Ли барабанит пальцами по аптечному прилавку.
– Вы уверены, что это было сегодня?
– Не понимаю. Вы хотите сказать, что потеряли их? Я приезжала два часа назад. Сегодня. В понедельник. Меня обслуживал мужчина.
– У меня не записано имя, которое вы называете. Я только что пришла, мадам. Вы знаете, кто вас обслуживал? Молодой человек или пожилой джентльмен?
– Я не помню, кто меня обслуживал. Я знаю, что приходила сюда.
– Мадам, на станции есть другая аптека[20], вы уверены, что приходили сюда?
– Да, уверена. Ханвелл, Ли. Можете посмотреть еще раз?
За ней образуется очередь. Они пытаются понять, не чокнутая ли она. Увоз на «Скорой» в психушку – на С-З вещь нередкая. Иногда таких людей, на которых и не подумаешь. Индийская женщина в белом халате за прилавком снова просматривает свою коробку с желтыми конвертами.
– Ага, Ханвелл. Конверт лежал не в «Х». Положили не в то место, видите? Извините, мадам.

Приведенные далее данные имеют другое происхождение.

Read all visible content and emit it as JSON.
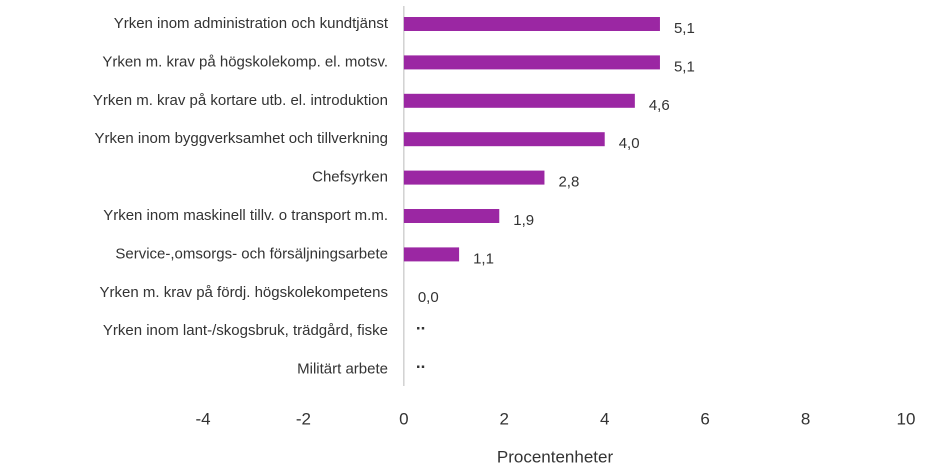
{
  "chart_data": {
    "type": "hbar",
    "categories": [
      "Yrken inom administration och kundtjänst",
      "Yrken m. krav på högskolekomp. el. motsv.",
      "Yrken m. krav på kortare utb. el. introduktion",
      "Yrken inom byggverksamhet och tillverkning",
      "Chefsyrken",
      "Yrken inom maskinell tillv. o transport m.m.",
      "Service-,omsorgs- och försäljningsarbete",
      "Yrken m. krav på fördj. högskolekompetens",
      "Yrken inom lant-/skogsbruk, trädgård, fiske",
      "Militärt arbete"
    ],
    "values": [
      5.1,
      5.1,
      4.6,
      4.0,
      2.8,
      1.9,
      1.1,
      0.0,
      null,
      null
    ],
    "value_labels": [
      "5,1",
      "5,1",
      "4,6",
      "4,0",
      "2,8",
      "1,9",
      "1,1",
      "0,0",
      "..",
      ".."
    ],
    "color": "#9b27a3",
    "xlabel": "Procentenheter",
    "xlim": [
      -4,
      10
    ],
    "xticks": [
      -4,
      -2,
      0,
      2,
      4,
      6,
      8,
      10
    ]
  }
}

Она не сумасшедшая. Фотографии. Легко забыть о реальных фотографиях, об их блеске и радости. Но первая абсолютно черная, как и вторая. На третьей – только красная аура, как факел, который держат под простыней.
– Слушайте, это не мои, они мне не нужны…
На четвертой – Шар. Ошибиться невозможно. Шар смеется над всеми, кто делает фотографии, прижимается к двери, держит маленькую бутылочку с чем-то – с водкой? Под щитом с мишенью для дартса. В грязной комнате нет другой мебели. Пятая – Шар, все еще смеющаяся, теперь сидит на полу, вид уничтоженный. Шестая – уродливая рыжеволосая девка, кожа да кости и следы уколов на венах, изо рта торчит хабарик, а если прищуриться…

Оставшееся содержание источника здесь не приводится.